You see, I can tell by the FFT that this 808 is primarily a sine wave playing at a fundamental of around 60 Hz, without much harmonic content beyond that. To excite additional frequencies beyond the fundamental, I can use a few different techniques. Running the signal through some sort of distortion will usually drive the harmonic series fairly well, but this can quickly get out of control and start to destroy my ultra-low lows. Take a listen.

(music playing) To better illustrate what's going on here, let's look at a pure 60 Hz sine wave running through the same effect. Notice the additional harmonics pop up as I raise the distortion control. (music playing) Another technique is to use either tape or tube saturation.

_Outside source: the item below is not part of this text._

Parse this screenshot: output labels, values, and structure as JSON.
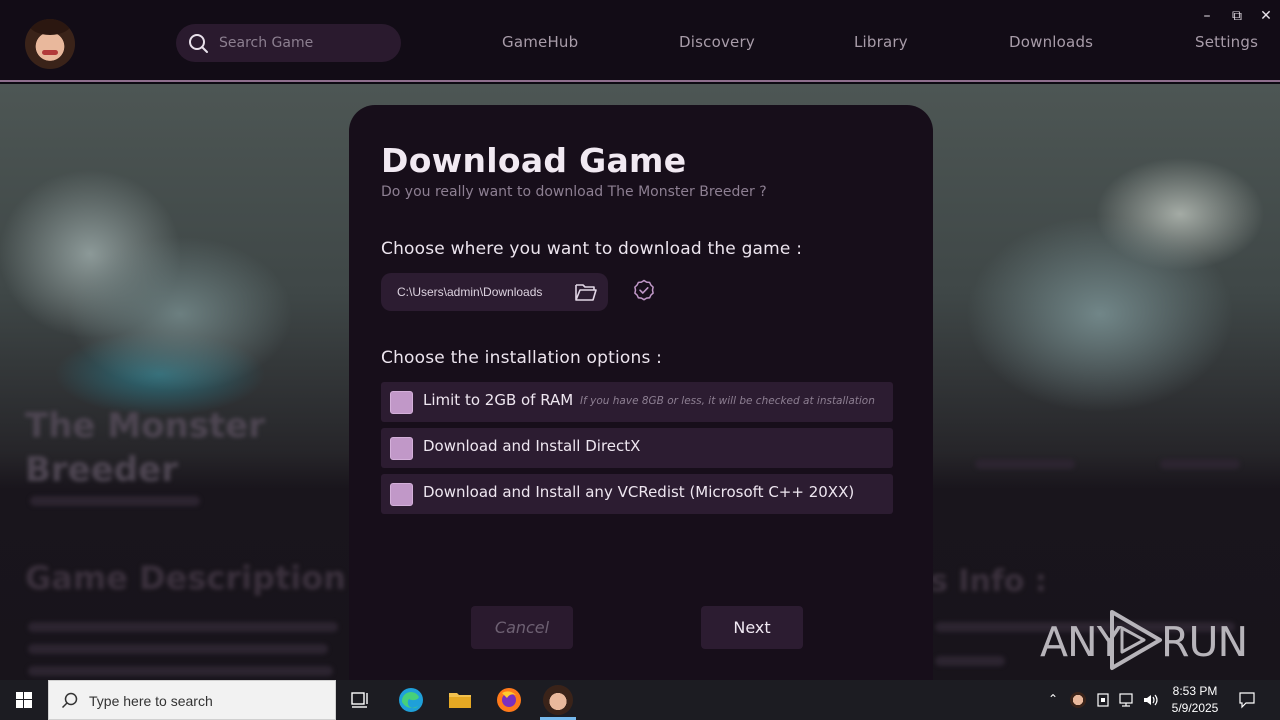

Tape simulators can warm up the signal by driving the odd harmonics. Listen and watch that same low- frequency sine wave on the FFT as it passes through tape simulation. (music playing) Here my signal around 60 Hz is being driven at 3 times 60 and 5 times 60, or the odd harmonics.

I want to be aware that a lot of tape bias could start rolling off my ultra-low lows, which I may or may not want. In hip-hop and R&B I generally like a very clean low-end extension without the rolloff that tape usually imparts. But that's just my taste. A third technique to excite additional frequencies will be to use a dedicated harmonic generator like Waves' MaxxBass or Renaissance Bass. These tools are designed specifically to excite harmonic content from a signal in a cleaner, more controlled way than using distortion or tube and tape tricks.

Using MaxxBass I can raise or lower either the fundamental or the newly generated harmonics and blend to taste. I'll be sure to lower the input control to avoid any clipping. Take a listen. (music playing) Ultimately, I like to shoot for a balance between different listening systems.

In other words, I don't want to completely compromise a full frequency listening system by driving a ton of low-end harmonics for ear buds, and vice versa. Adding too much harmonic distortion can cause the low frequencies to become exaggerated on speaker systems with subwoofers or greater low-frequency extension. In the end, there isn't a single ideal way to add additional frequency content. Whether it's pure distortion, tube or tape saturation, or specialized harmonic generation tools, the technique you use depends largely on your specific goal and desired outcome.

I've shown you a few ways in which I approach the dilemma and will often try a few different approaches until I find what works best for each unique scenario I encounter.